ACCC says Asahi-CUB deal could reduce competition in cider and beer - Inside FMCG

ACCC says Asahi-CUB deal could reduce competition in cider and beer

Australia’s competition watchdog has raised preliminary concerns over the proposed $16 billion acquisition of Carlton & United Breweries (CUB) by Japanese beverage giant Asahi.

The ACCC is concerned that merging the two largest suppliers of cider will reduce competition in the cider market and may also reduce competition in beer.

“The proposed acquisition would combine the two largest suppliers of cider in a highly concentrated market,” ACCC chair Rod Sims said.

“A combined Asahi-CUB would control the Somersby, Strongbow, Mercury and Bulmers cider brands, which account for about two thirds of cider sales.

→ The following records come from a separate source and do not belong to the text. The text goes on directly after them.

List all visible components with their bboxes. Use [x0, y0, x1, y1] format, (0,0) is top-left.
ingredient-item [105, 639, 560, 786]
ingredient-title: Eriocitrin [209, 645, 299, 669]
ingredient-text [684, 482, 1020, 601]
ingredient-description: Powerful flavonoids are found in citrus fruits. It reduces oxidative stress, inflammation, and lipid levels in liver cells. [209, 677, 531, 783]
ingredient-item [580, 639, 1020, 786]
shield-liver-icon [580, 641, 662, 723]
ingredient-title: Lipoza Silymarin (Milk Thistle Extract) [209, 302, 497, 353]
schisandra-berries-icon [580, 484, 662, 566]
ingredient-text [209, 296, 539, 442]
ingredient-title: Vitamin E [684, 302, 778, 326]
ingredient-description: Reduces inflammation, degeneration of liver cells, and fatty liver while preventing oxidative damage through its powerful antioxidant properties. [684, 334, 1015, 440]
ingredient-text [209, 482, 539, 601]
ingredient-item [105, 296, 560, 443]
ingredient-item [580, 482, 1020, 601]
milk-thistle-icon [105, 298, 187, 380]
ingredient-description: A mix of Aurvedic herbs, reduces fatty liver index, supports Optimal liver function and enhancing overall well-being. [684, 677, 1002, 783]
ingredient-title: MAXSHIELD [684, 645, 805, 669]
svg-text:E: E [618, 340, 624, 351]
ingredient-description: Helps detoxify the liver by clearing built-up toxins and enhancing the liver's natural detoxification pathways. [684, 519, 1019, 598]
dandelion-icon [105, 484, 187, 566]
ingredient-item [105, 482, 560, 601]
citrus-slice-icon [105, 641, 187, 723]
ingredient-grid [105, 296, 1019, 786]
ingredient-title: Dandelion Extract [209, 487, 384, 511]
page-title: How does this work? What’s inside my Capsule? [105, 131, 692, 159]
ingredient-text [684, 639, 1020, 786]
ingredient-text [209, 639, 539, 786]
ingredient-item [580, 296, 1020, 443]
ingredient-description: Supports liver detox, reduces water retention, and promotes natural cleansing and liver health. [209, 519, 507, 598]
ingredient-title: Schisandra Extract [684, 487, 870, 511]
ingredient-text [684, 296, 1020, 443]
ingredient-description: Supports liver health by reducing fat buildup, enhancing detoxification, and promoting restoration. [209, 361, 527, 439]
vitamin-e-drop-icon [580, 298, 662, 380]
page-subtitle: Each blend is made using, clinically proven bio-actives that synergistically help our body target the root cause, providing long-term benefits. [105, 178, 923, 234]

We are concerned that the proposed acquisition may lead to higher cider prices.”

Asahi has argued that cider and beer are part of the same market, but the ACCC sees this differently, and says drinkers do not readily switch between beer and cider.

The watchdog also has concerns about reduced competition in the highly concentrated beer market.

Asahi’s beer brands, including Asahi Super Dry, Peroni, Mountain Goat, Cricketers Arms and Two Suns, account for just 3.5 per cent of beer sales in Australia, but the ACCC is worried that Asahi may act as a competitive constraint on CUB and Lion, and said it has the potential to be “an even bigger threat in future”.

“Our preliminary view is that having Asahi in the market as a competitor to the big two brewers may help to keep a lid on beer prices. This competitive presence, and the threat of Asahi growing more in the future, would be lost if this deal goes ahead,” Sims added.

The ACCC said many market participants expressed concerns about the proposed deal in its discussions. A final decision will be made on March 19, 2020.